Déposer entièrement un vieux plancher, c’est souvent plus de travail, de bruit et de poussière qu’on ne l’imaginait au départ. Dans beaucoup de cas, une rénovation en place est non seulement possible mais aussi plus rapide et moins coûteuse. Voici les options selon l’état de votre plancher.
Comment évaluer l’état d’un plancher avant de décider quoi faire ?
L’inspection commence par les oreilles : marcher lentement sur toute la surface en écoutant les grincements et en repérant les zones qui fléchissent ou rebondissent sous le pied. Un léger grincement isolé vient généralement d’une lame mal fixée — un ou deux vis suffisent à régler le problème. Un grincement généralisé ou un fléchissement prononcé peut signaler des solives fragilisées, ce qui nécessite une évaluation structurelle avant toute rénovation de surface.
Ensuite, les yeux : taches noires (moisissures, humidité ancienne), lames bombées ou soulevées aux joints, écarts importants entre les lames, traces de vermoulure (petits trous ronds avec sciure — présence d’insectes xylophages). Ces défauts déterminent si une rénovation en place est possible ou si une dépose partielle s’impose. Un plancher atteint par des insectes xylophages actifs ou par une humidité structurelle doit être traité à la source avant toute rénovation de surface.

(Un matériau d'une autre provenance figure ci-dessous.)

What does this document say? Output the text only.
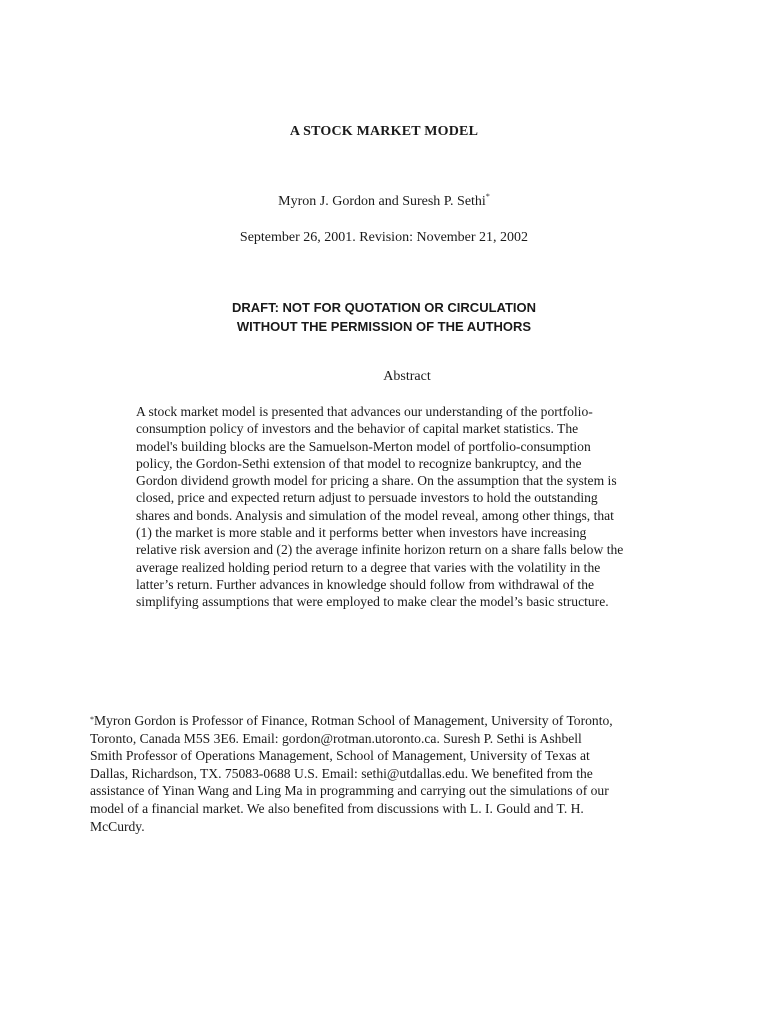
A STOCK MARKET MODEL
Myron J. Gordon and Suresh P. Sethi*
September 26, 2001. Revision: November 21, 2002
DRAFT: NOT FOR QUOTATION OR CIRCULATION
WITHOUT THE PERMISSION OF THE AUTHORS
Abstract
A stock market model is presented that advances our understanding of the portfolio-
consumption policy of investors and the behavior of capital market statistics. The
model's building blocks are the Samuelson-Merton model of portfolio-consumption
policy, the Gordon-Sethi extension of that model to recognize bankruptcy, and the
Gordon dividend growth model for pricing a share. On the assumption that the system is
closed, price and expected return adjust to persuade investors to hold the outstanding
shares and bonds. Analysis and simulation of the model reveal, among other things, that
(1) the market is more stable and it performs better when investors have increasing
relative risk aversion and (2) the average infinite horizon return on a share falls below the
average realized holding period return to a degree that varies with the volatility in the
latter’s return. Further advances in knowledge should follow from withdrawal of the
simplifying assumptions that were employed to make clear the model’s basic structure.
*Myron Gordon is Professor of Finance, Rotman School of Management, University of Toronto,
Toronto, Canada M5S 3E6. Email: gordon@rotman.utoronto.ca. Suresh P. Sethi is Ashbell
Smith Professor of Operations Management, School of Management, University of Texas at
Dallas, Richardson, TX. 75083-0688 U.S. Email: sethi@utdallas.edu. We benefited from the
assistance of Yinan Wang and Ling Ma in programming and carrying out the simulations of our
model of a financial market. We also benefited from discussions with L. I. Gould and T. H.
McCurdy.
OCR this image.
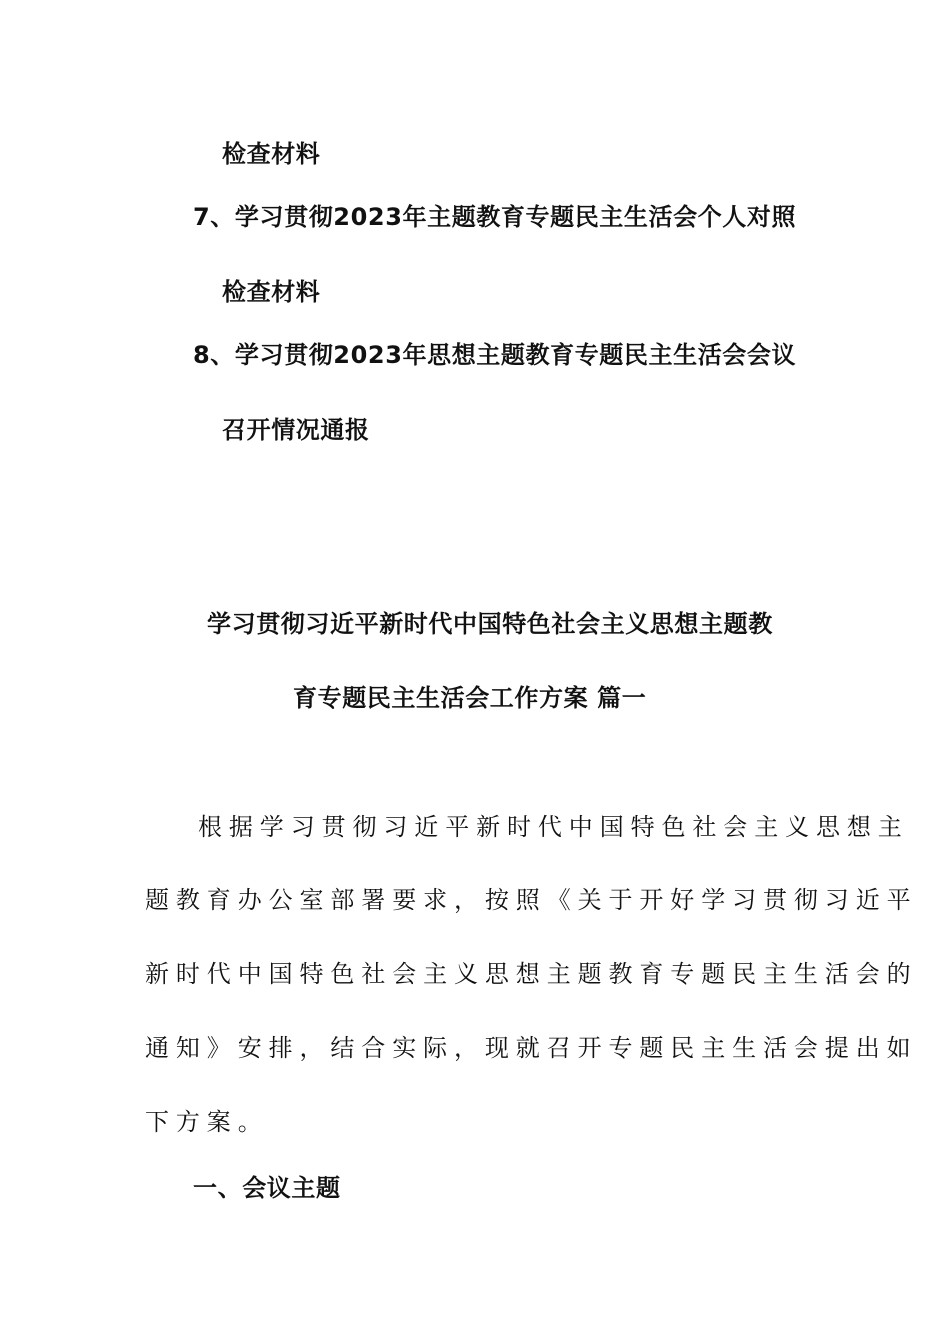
检查材料
7、学习贯彻2023年主题教育专题民主生活会个人对照
检查材料
8、学习贯彻2023年思想主题教育专题民主生活会会议
召开情况通报
学习贯彻习近平新时代中国特色社会主义思想主题教
育专题民主生活会工作方案 篇一
根据学习贯彻习近平新时代中国特色社会主义思想主
题教育办公室部署要求，按照《关于开好学习贯彻习近平
新时代中国特色社会主义思想主题教育专题民主生活会的
通知》安排，结合实际，现就召开专题民主生活会提出如
下方案。
一、会议主题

Pour les problèmes de planéité — lames à des niveaux différents, bossages, creux — un ragréage souple adapté peut compenser jusqu’à 10 mm d’irrégularité. Les techniques de préparation et les produits compatibles bois sont détaillés dans notre article sur le ragréage sur plancher bois.

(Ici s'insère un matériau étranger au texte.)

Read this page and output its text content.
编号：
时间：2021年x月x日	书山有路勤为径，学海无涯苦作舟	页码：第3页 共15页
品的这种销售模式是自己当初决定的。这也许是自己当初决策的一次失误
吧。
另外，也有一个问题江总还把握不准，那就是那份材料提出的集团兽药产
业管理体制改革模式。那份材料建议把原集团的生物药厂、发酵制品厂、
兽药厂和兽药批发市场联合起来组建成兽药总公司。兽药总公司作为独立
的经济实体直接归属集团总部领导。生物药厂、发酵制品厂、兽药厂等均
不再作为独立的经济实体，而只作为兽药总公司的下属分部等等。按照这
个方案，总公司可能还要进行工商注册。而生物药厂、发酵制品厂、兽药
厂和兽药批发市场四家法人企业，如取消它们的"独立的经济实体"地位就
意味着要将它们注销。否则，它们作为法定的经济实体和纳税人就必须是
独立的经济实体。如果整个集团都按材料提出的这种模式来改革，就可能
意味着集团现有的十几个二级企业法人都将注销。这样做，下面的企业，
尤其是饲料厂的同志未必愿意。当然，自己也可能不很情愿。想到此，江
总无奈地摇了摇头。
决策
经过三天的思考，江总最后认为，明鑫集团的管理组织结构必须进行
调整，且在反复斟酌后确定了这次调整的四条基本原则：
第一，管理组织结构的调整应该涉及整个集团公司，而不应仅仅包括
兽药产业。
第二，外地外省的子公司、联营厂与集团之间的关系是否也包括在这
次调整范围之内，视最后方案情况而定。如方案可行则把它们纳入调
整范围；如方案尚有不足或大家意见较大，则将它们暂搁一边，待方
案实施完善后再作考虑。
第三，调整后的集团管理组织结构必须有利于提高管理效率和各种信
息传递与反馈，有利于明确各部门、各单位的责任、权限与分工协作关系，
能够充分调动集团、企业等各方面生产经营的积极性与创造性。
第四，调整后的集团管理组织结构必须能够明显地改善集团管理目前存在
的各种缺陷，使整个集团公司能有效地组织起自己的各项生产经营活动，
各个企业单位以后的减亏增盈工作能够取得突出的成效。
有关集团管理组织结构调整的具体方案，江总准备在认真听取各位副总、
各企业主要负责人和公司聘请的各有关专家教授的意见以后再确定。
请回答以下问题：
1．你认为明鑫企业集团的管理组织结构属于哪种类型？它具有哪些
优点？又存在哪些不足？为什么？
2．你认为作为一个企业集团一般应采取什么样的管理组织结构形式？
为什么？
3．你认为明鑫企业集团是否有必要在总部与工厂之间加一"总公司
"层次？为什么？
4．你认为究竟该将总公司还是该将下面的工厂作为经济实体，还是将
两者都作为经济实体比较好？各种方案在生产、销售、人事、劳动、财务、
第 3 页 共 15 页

Ponçage et vitrification : remettre le plancher d’origine en valeur
Si le plancher est en bois massif et que les lames ont encore de la matière (épaisseur résiduelle au-dessus de la rainure supérieure à 5 mm), le ponçage suivi d’une vitrification ou d’une huilage est probablement la solution la plus économique et la plus valorisante. Une ponceuse à tambour de location (40 à 60 €/jour) enlève rapidement les couches de vernis, les taches et les irrégularités superficielles. Passer d’abord avec un grain 40 dans le sens du fil du bois, puis grain 60, puis grain 80 pour finir.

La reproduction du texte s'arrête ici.